Why peripheral inflammation should have such a profound effect on responses to stimulus novelty is currently unclear. However, may be usefully informed by consideration of the potentially adaptive advantages of sickness behaviors more generally. Immune responses demand substantial energy investment (Straub et al, 2010) and typically occur when food intake is reduced perhaps to restrict further exposure to a common source of infection or alternately restrict micronutrient availability required by some pathogens to replicate. It is perhaps unsurprising, therefore, that energy intense processes such as foraging and hunting, reproduction, and lactation are compromised during sickness responses to infection (Pacheco-López and Bermúdez-Rattoni, 2011). Increase in c-Fos expression in cortico–limbic structures such as the insula and amygdala following inflammatory challenge have been used to propose that immune-mediated enhancement of emotionality potentiates innate avoidant behavior reducing unnecessary danger when body energy resources are diverted (Pacheco-López and Bermúdez-Rattoni, 2011). However, long-lasting effects of immunoactivation on novelty responding have been demonstrated even in the absence of associated anxiety-like behaviors measured in open-field and elevated plus-maze tests, suggesting that they are unlikely to represent nonspecific anxiety responses (Haba et al, 2012). Our current data instead suggest a more discrete mechanism in which inflammation selectively impairs SN responses to novelty, a region rich in dopaminergic neurons that have been proposed to drive exploratory behavior with less beneficial effects on memory formation as a side effect.

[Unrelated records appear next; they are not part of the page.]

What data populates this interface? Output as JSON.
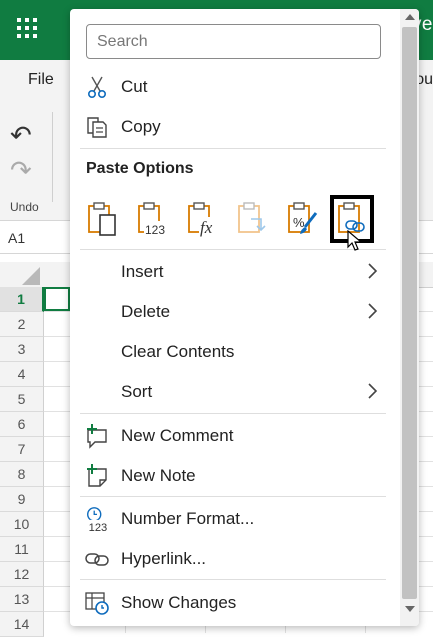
{
  "app": {
    "top_right_text": "rive",
    "tab_file": "File",
    "tab_right": "ou",
    "undo_label": "Undo",
    "name_box": "A1",
    "row_numbers": [
      "1",
      "2",
      "3",
      "4",
      "5",
      "6",
      "7",
      "8",
      "9",
      "10",
      "11",
      "12",
      "13",
      "14"
    ],
    "accent_color": "#107c41"
  },
  "menu": {
    "search_placeholder": "Search",
    "cut_label": "Cut",
    "copy_label": "Copy",
    "paste_options_title": "Paste Options",
    "paste_options": [
      {
        "icon": "paste-icon"
      },
      {
        "icon": "paste-values-icon",
        "glyph": "123"
      },
      {
        "icon": "paste-formulas-icon",
        "glyph": "fx"
      },
      {
        "icon": "paste-transpose-icon"
      },
      {
        "icon": "paste-formatting-icon",
        "glyph": "%"
      },
      {
        "icon": "paste-link-icon"
      }
    ],
    "insert_label": "Insert",
    "delete_label": "Delete",
    "clear_label": "Clear Contents",
    "sort_label": "Sort",
    "new_comment_label": "New Comment",
    "new_note_label": "New Note",
    "number_format_label": "Number Format...",
    "hyperlink_label": "Hyperlink...",
    "show_changes_label": "Show Changes",
    "number_format_glyph": "123"
  }
}
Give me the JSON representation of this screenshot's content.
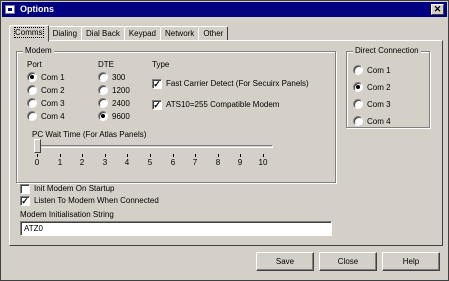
{
  "window": {
    "title": "Options",
    "close_label": "✕"
  },
  "tabs": [
    "Comms",
    "Dialing",
    "Dial Back",
    "Keypad",
    "Network",
    "Other"
  ],
  "active_tab": 0,
  "modem": {
    "group_label": "Modem",
    "port_header": "Port",
    "ports": [
      "Com 1",
      "Com 2",
      "Com 3",
      "Com 4"
    ],
    "selected_port": 0,
    "dte_header": "DTE",
    "dte_rates": [
      "300",
      "1200",
      "2400",
      "9600"
    ],
    "selected_dte": 3,
    "type_header": "Type",
    "types": [
      {
        "label": "Fast Carrier Detect (For Secuirx Panels)",
        "checked": true
      },
      {
        "label": "ATS10=255 Compatible Modem",
        "checked": true
      }
    ],
    "wait_label": "PC Wait Time (For Atlas Panels)",
    "wait_ticks": [
      "0",
      "1",
      "2",
      "3",
      "4",
      "5",
      "6",
      "7",
      "8",
      "9",
      "10"
    ],
    "wait_value": 0
  },
  "direct": {
    "group_label": "Direct Connection",
    "ports": [
      "Com 1",
      "Com 2",
      "Com 3",
      "Com 4"
    ],
    "selected_port": 1
  },
  "options": [
    {
      "label": "Init Modem On Startup",
      "checked": false
    },
    {
      "label": "Listen To Modem When Connected",
      "checked": true
    }
  ],
  "init_string": {
    "label": "Modem Initialisation String",
    "value": "ATZ0"
  },
  "buttons": {
    "save": "Save",
    "close": "Close",
    "help": "Help"
  },
  "colors": {
    "titlebar": "#000080",
    "face": "#d4d0c8"
  }
}
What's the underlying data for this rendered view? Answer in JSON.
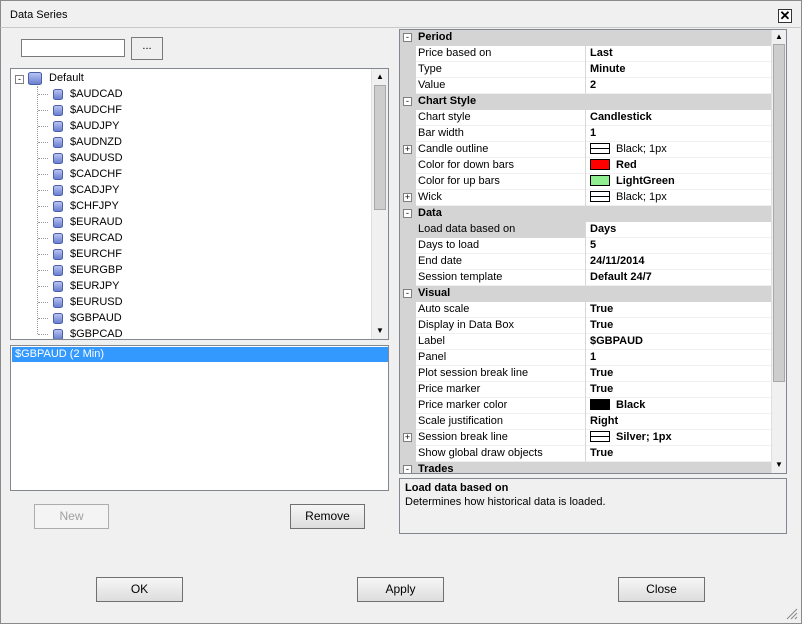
{
  "window": {
    "title": "Data Series",
    "close_label": "✕"
  },
  "search": {
    "value": "",
    "browse_label": "..."
  },
  "tree": {
    "root_label": "Default",
    "items": [
      "$AUDCAD",
      "$AUDCHF",
      "$AUDJPY",
      "$AUDNZD",
      "$AUDUSD",
      "$CADCHF",
      "$CADJPY",
      "$CHFJPY",
      "$EURAUD",
      "$EURCAD",
      "$EURCHF",
      "$EURGBP",
      "$EURJPY",
      "$EURUSD",
      "$GBPAUD",
      "$GBPCAD"
    ]
  },
  "selected_series": [
    "$GBPAUD (2 Min)"
  ],
  "buttons": {
    "new": "New",
    "remove": "Remove",
    "ok": "OK",
    "apply": "Apply",
    "close": "Close"
  },
  "properties": [
    {
      "type": "cat",
      "label": "Period",
      "expander": "-"
    },
    {
      "name": "Price based on",
      "value": "Last"
    },
    {
      "name": "Type",
      "value": "Minute"
    },
    {
      "name": "Value",
      "value": "2"
    },
    {
      "type": "cat",
      "label": "Chart Style",
      "expander": "-"
    },
    {
      "name": "Chart style",
      "value": "Candlestick"
    },
    {
      "name": "Bar width",
      "value": "1"
    },
    {
      "name": "Candle outline",
      "value": "Black; 1px",
      "swatch": "line",
      "expander": "+"
    },
    {
      "name": "Color for down bars",
      "value": "Red",
      "swatch": "#ff0000"
    },
    {
      "name": "Color for up bars",
      "value": "LightGreen",
      "swatch": "#90ee90"
    },
    {
      "name": "Wick",
      "value": "Black; 1px",
      "swatch": "line",
      "expander": "+"
    },
    {
      "type": "cat",
      "label": "Data",
      "expander": "-"
    },
    {
      "name": "Load data based on",
      "value": "Days",
      "selected": true
    },
    {
      "name": "Days to load",
      "value": "5"
    },
    {
      "name": "End date",
      "value": "24/11/2014"
    },
    {
      "name": "Session template",
      "value": "Default 24/7"
    },
    {
      "type": "cat",
      "label": "Visual",
      "expander": "-"
    },
    {
      "name": "Auto scale",
      "value": "True"
    },
    {
      "name": "Display in Data Box",
      "value": "True"
    },
    {
      "name": "Label",
      "value": "$GBPAUD"
    },
    {
      "name": "Panel",
      "value": "1"
    },
    {
      "name": "Plot session break line",
      "value": "True"
    },
    {
      "name": "Price marker",
      "value": "True"
    },
    {
      "name": "Price marker color",
      "value": "Black",
      "swatch": "#000000"
    },
    {
      "name": "Scale justification",
      "value": "Right"
    },
    {
      "name": "Session break line",
      "value": "Silver; 1px",
      "swatch": "line",
      "expander": "+"
    },
    {
      "name": "Show global draw objects",
      "value": "True"
    },
    {
      "type": "cat",
      "label": "Trades",
      "expander": "-"
    }
  ],
  "description": {
    "title": "Load data based on",
    "text": "Determines how historical data is loaded."
  },
  "colors": {
    "selection": "#3399ff",
    "category_bg": "#d4d4d4"
  }
}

We have also previously shown that change in response time on a Stroop task following typhoid vaccination correlated with increases in circulating IL-6 levels. Further, this correlated with reactivity of the SN (Brydon et al, 2008), suggesting a sensitivity of human SN to systemic inflammation. For humans, there is of course more to novelty than just foraging. Indeed, it has been argued that an interest in novelty and engagement of novelty-seeking behaviors ‘the lure of the unknown’ is a driving force behind many of mankind’s great discoveries (Knutson and Cooper, 2006). Our identification of a discrete action of inflammation on human SN responses to novelty offers a novel experimental model in which to further explore this.

FUNDING AND DISCLOSURE

The authors declare no conflict of interest.